"I would never say I worked at Facebook," said one 30-year-old software engineer who left the company last year to pursue an alternative career. Instead, at dinner parties he would give purposefully vague responses and change the subject. "There's this song and dance you learn to play because people are quick to judge." [...]
"We have this habit of highlighting and celebrating brilliant assholes like Steve Jobs and Travis Kalanick, when the reality is they are awful human beings," said Greg, head of technology at e-commerce startup Brandless, adding that it is women and people of colour who tend to bear the brunt of their behaviour. [...]
Some of this behaviour stems from the hubris that positions profit-seeking corporations as benevolent forces in the world.
"You are selling ads, you're not really making the world a better place," noted the former Facebooker. "But most people drank the Kool-aid."
It's a view echoed by one current Googler in her 20s, who is embarrassed by tech companies' cluelessness about their reputation outside of the Silicon Valley bubble.
"Internally I don't think they have a good read on how they're perceived," she said, citing the backlash after it was discovered that ads were appearing around videos promoting extremist views on YouTube or the investigation into possible Russian interference in the US election, including buying ads on Google, Facebook and Twitter.
"[Googlers] will say 'why are the papers making a big deal out of this, I don't get it'. Are you fucking joking? These people don't realise the scale of what they are doing," she said.
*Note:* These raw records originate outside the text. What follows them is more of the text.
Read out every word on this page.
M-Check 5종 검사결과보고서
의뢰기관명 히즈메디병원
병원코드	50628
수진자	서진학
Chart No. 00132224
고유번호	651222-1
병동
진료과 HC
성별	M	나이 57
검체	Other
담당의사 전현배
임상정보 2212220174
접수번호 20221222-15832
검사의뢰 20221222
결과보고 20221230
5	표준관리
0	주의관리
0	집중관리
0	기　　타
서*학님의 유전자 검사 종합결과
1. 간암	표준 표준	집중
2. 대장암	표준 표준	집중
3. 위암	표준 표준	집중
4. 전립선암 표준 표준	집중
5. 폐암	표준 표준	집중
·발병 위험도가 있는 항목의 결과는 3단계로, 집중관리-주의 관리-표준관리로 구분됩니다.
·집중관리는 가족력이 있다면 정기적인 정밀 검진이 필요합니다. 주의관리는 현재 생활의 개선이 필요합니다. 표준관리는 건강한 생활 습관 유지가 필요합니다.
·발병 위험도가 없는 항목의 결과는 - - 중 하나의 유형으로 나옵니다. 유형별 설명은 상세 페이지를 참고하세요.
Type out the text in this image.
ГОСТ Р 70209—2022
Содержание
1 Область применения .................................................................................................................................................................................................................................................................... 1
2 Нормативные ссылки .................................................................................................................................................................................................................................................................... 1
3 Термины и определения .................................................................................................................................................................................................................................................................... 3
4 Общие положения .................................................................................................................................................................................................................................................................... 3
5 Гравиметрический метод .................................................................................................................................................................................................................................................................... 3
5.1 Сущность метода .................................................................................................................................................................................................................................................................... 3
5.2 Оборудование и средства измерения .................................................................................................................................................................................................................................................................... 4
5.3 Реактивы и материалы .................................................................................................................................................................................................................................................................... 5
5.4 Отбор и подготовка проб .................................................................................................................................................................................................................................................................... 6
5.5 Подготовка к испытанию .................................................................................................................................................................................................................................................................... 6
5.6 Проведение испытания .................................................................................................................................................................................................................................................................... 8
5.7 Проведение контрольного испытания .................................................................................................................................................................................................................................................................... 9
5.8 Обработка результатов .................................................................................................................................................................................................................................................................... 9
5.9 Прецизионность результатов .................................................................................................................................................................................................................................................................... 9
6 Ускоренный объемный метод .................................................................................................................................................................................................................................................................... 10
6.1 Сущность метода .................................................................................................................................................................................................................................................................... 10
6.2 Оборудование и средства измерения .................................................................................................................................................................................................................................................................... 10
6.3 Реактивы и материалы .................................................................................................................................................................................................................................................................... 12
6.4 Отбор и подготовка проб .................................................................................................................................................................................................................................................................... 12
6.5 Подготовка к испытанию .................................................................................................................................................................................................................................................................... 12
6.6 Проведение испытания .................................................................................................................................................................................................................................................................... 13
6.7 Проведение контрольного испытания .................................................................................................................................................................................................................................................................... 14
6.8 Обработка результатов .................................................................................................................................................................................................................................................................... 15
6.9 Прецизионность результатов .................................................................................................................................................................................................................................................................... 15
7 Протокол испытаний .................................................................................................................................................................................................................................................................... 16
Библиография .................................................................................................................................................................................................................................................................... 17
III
"Some of these folks aren't the most socially gifted people and therefore suddenly having a culture encouraging this experience for them bleeds into everything, giving them a sense of self-importance and entitlement. It's effectively like dealing with children all the time," Greg said, referencing his time at Dropbox when people would "fly around the office on these stupid scooters and skateboards". [...]
All of this feeds into the perception that techies are, according to the former Facebooker, "pod people" who aren't part of the community.
"You wake up, get the shuttle bus, go to the bubble of campus and order food via an app when you get home. You are not a citizen, just a bizarre leech who makes money," he explained.